Dans un entretien accordé le 17 avril à Valeurs Actuelles, M. De Villiers appelle à "l'insurrection". Dans son dernier ouvrage "Le Monde d'après" (Ed. Albin Michel), il accuse par ailleurs les géants d'internet de profiter de la pandémie et recycle, selon le service de fact-checking du Monde, une théorie du complot.
Des chiffres lacunaires sur l'asile
Appelant à restreindre les flux migratoires, M. De Villiers a également évoqué sur RTL les chiffres "astronomiques" de l'immigration en France: "175.000" demandeurs d’asile en France et "274.000" cartes de séjour.

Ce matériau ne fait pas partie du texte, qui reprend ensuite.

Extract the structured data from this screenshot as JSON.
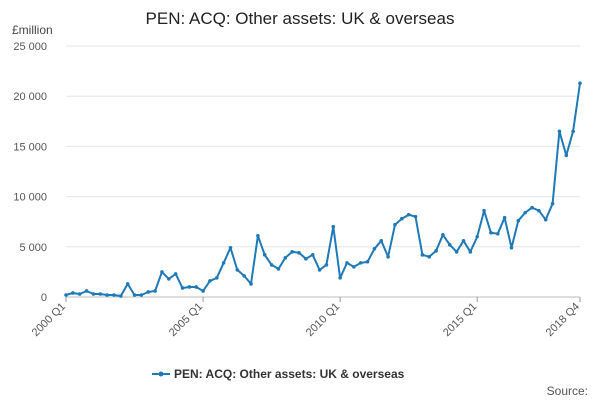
{
  "chart_data": {
    "type": "line",
    "title": "PEN: ACQ: Other assets: UK & overseas",
    "ylabel": "£million",
    "ylim": [
      0,
      25000
    ],
    "y_ticks": [
      0,
      5000,
      10000,
      15000,
      20000,
      25000
    ],
    "y_tick_labels": [
      "0",
      "5 000",
      "10 000",
      "15 000",
      "20 000",
      "25 000"
    ],
    "x_tick_labels": [
      "2000 Q1",
      "2005 Q1",
      "2010 Q1",
      "2015 Q1",
      "2018 Q4"
    ],
    "x_tick_index": [
      0,
      20,
      40,
      60,
      75
    ],
    "grid": true,
    "legend_position": "bottom",
    "series": [
      {
        "name": "PEN: ACQ: Other assets: UK & overseas",
        "color": "#1f7ab8",
        "x": [
          "2000 Q1",
          "2000 Q2",
          "2000 Q3",
          "2000 Q4",
          "2001 Q1",
          "2001 Q2",
          "2001 Q3",
          "2001 Q4",
          "2002 Q1",
          "2002 Q2",
          "2002 Q3",
          "2002 Q4",
          "2003 Q1",
          "2003 Q2",
          "2003 Q3",
          "2003 Q4",
          "2004 Q1",
          "2004 Q2",
          "2004 Q3",
          "2004 Q4",
          "2005 Q1",
          "2005 Q2",
          "2005 Q3",
          "2005 Q4",
          "2006 Q1",
          "2006 Q2",
          "2006 Q3",
          "2006 Q4",
          "2007 Q1",
          "2007 Q2",
          "2007 Q3",
          "2007 Q4",
          "2008 Q1",
          "2008 Q2",
          "2008 Q3",
          "2008 Q4",
          "2009 Q1",
          "2009 Q2",
          "2009 Q3",
          "2009 Q4",
          "2010 Q1",
          "2010 Q2",
          "2010 Q3",
          "2010 Q4",
          "2011 Q1",
          "2011 Q2",
          "2011 Q3",
          "2011 Q4",
          "2012 Q1",
          "2012 Q2",
          "2012 Q3",
          "2012 Q4",
          "2013 Q1",
          "2013 Q2",
          "2013 Q3",
          "2013 Q4",
          "2014 Q1",
          "2014 Q2",
          "2014 Q3",
          "2014 Q4",
          "2015 Q1",
          "2015 Q2",
          "2015 Q3",
          "2015 Q4",
          "2016 Q1",
          "2016 Q2",
          "2016 Q3",
          "2016 Q4",
          "2017 Q1",
          "2017 Q2",
          "2017 Q3",
          "2017 Q4",
          "2018 Q1",
          "2018 Q2",
          "2018 Q3",
          "2018 Q4"
        ],
        "values": [
          200,
          400,
          300,
          600,
          300,
          300,
          200,
          200,
          100,
          1300,
          200,
          200,
          500,
          600,
          2500,
          1800,
          2300,
          900,
          1000,
          1000,
          600,
          1600,
          1900,
          3400,
          4900,
          2700,
          2100,
          1300,
          6100,
          4200,
          3200,
          2800,
          3900,
          4500,
          4400,
          3800,
          4200,
          2700,
          3200,
          7000,
          1900,
          3400,
          3000,
          3400,
          3500,
          4800,
          5600,
          4000,
          7200,
          7800,
          8200,
          8000,
          4200,
          4000,
          4600,
          6200,
          5200,
          4500,
          5600,
          4500,
          6000,
          8600,
          6400,
          6300,
          7900,
          4900,
          7600,
          8400,
          8900,
          8600,
          7700,
          9300,
          16500,
          14100,
          16500,
          21300
        ]
      }
    ]
  },
  "source_label": "Source:"
}
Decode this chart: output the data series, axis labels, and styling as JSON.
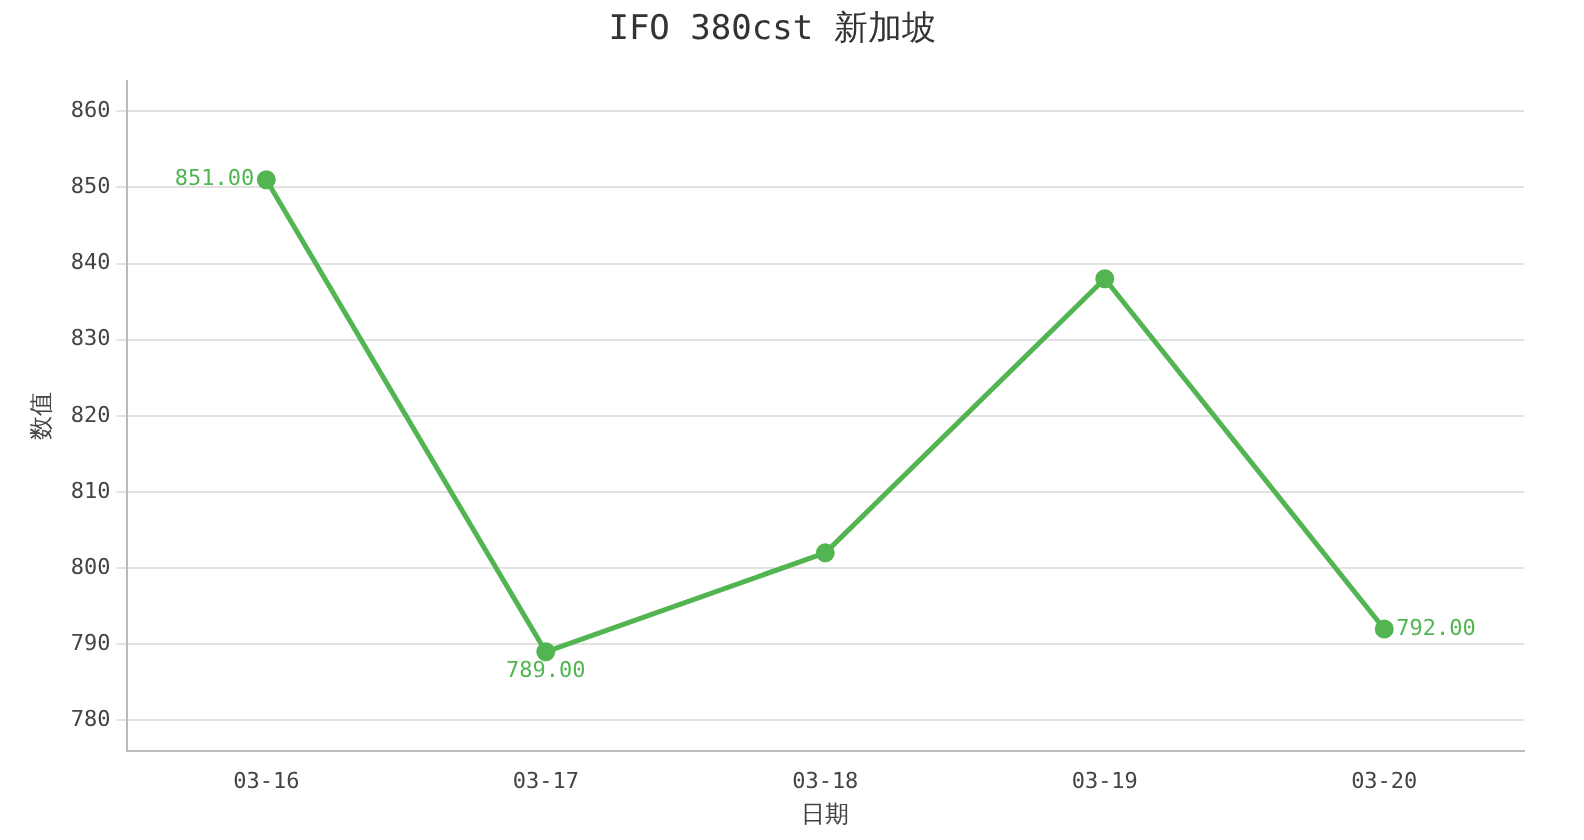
{
  "chart_data": {
    "type": "line",
    "title": "IFO 380cst 新加坡",
    "xlabel": "日期",
    "ylabel": "数值",
    "categories": [
      "03-16",
      "03-17",
      "03-18",
      "03-19",
      "03-20"
    ],
    "series": [
      {
        "color": "#52b552",
        "values": [
          851,
          789,
          802,
          838,
          792
        ],
        "value_labels": [
          "851.00",
          "789.00",
          null,
          null,
          "792.00"
        ]
      }
    ],
    "ylim": [
      776,
      864
    ],
    "yticks": [
      780,
      790,
      800,
      810,
      820,
      830,
      840,
      850,
      860
    ],
    "grid": "y",
    "legend": false,
    "marker": "circle",
    "line_style": "solid"
  }
}
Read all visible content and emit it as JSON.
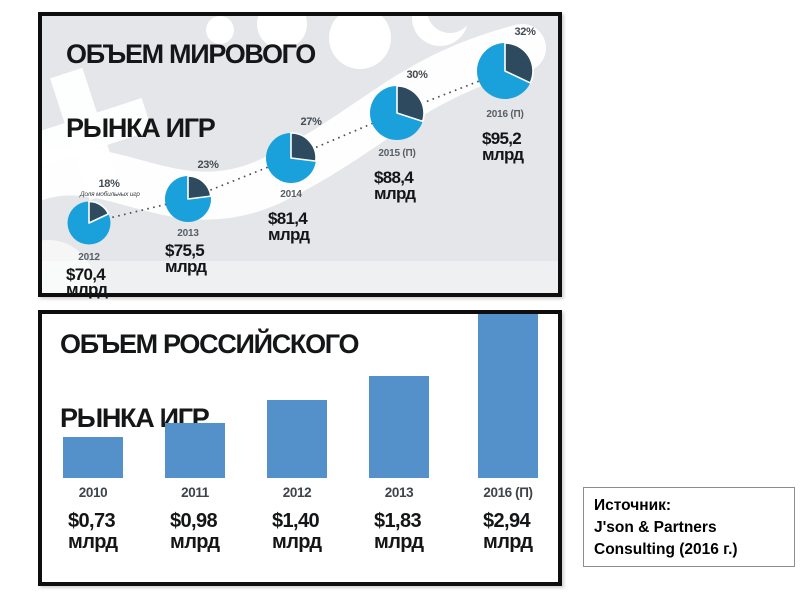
{
  "world_chart": {
    "title_line1": "ОБЪЕМ МИРОВОГО",
    "title_line2": "РЫНКА ИГР",
    "mobile_share_note": "Доля мобильных игр",
    "points": [
      {
        "year": "2012",
        "share_pct": "18%",
        "value": "$70,4",
        "unit": "млрд"
      },
      {
        "year": "2013",
        "share_pct": "23%",
        "value": "$75,5",
        "unit": "млрд"
      },
      {
        "year": "2014",
        "share_pct": "27%",
        "value": "$81,4",
        "unit": "млрд"
      },
      {
        "year": "2015 (П)",
        "share_pct": "30%",
        "value": "$88,4",
        "unit": "млрд"
      },
      {
        "year": "2016 (П)",
        "share_pct": "32%",
        "value": "$95,2",
        "unit": "млрд"
      }
    ],
    "colors": {
      "pie_main": "#1aa1dc",
      "pie_share": "#2d4a5e",
      "background": "#e4e6e9"
    }
  },
  "russia_chart": {
    "title_line1": "ОБЪЕМ РОССИЙСКОГО",
    "title_line2": "РЫНКА ИГР",
    "points": [
      {
        "year": "2010",
        "value": "$0,73",
        "unit": "млрд"
      },
      {
        "year": "2011",
        "value": "$0,98",
        "unit": "млрд"
      },
      {
        "year": "2012",
        "value": "$1,40",
        "unit": "млрд"
      },
      {
        "year": "2013",
        "value": "$1,83",
        "unit": "млрд"
      },
      {
        "year": "2016 (П)",
        "value": "$2,94",
        "unit": "млрд"
      }
    ],
    "colors": {
      "bar": "#5491cb"
    }
  },
  "source": {
    "label": "Источник:",
    "line1": "J'son & Partners",
    "line2": "Consulting (2016 г.)"
  },
  "chart_data": [
    {
      "type": "line",
      "title": "ОБЪЕМ МИРОВОГО РЫНКА ИГР",
      "x": [
        "2012",
        "2013",
        "2014",
        "2015 (П)",
        "2016 (П)"
      ],
      "series": [
        {
          "name": "Объем мирового рынка игр, $ млрд",
          "values": [
            70.4,
            75.5,
            81.4,
            88.4,
            95.2
          ]
        },
        {
          "name": "Доля мобильных игр, %",
          "values": [
            18,
            23,
            27,
            30,
            32
          ]
        }
      ],
      "legend": "none",
      "grid": false,
      "notes": "Пять круговых диаграмм растущего размера вдоль восходящей пунктирной линии; тёмный сектор каждой диаграммы — доля мобильных игр"
    },
    {
      "type": "bar",
      "title": "ОБЪЕМ РОССИЙСКОГО РЫНКА ИГР",
      "categories": [
        "2010",
        "2011",
        "2012",
        "2013",
        "2016 (П)"
      ],
      "values": [
        0.73,
        0.98,
        1.4,
        1.83,
        2.94
      ],
      "xlabel": "",
      "ylabel": "$ млрд",
      "ylim": [
        0,
        2.94
      ],
      "grid": false,
      "legend": "none"
    }
  ]
}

Cette affirmation est en partie trompeuse: M. De Villiers indique ainsi que ces chiffres datent de 2019 en assurant qu'il s'agit "de la dernière année comptabilisée" par les autorités -- ce qui est faux.
Le 21 janvier 2021, le ministère de l'Intérieur a ainsi publié les chiffres de l'immigration en 2020 qui font apparaître une chute de 41% en un an des premières demandes d'asile, tombées à 81.669 sous l'effet des restrictions de déplacement liées au Covid.
Selon ce même document, les autorités ont par ailleurs délivré 220.535 premiers titres de séjour l'an dernier, en baisse de 20,5% par rapport à 2019.
Même rapporté à 2019, le chiffre de 174.000 demandes d'asile évoqué par M. De Villiers est par ailleurs inexact: selon les autorités, 138.420 premières demandes avaient alors été déposées et 12.863 renouvellements enregistrés, soit un total de 151.283.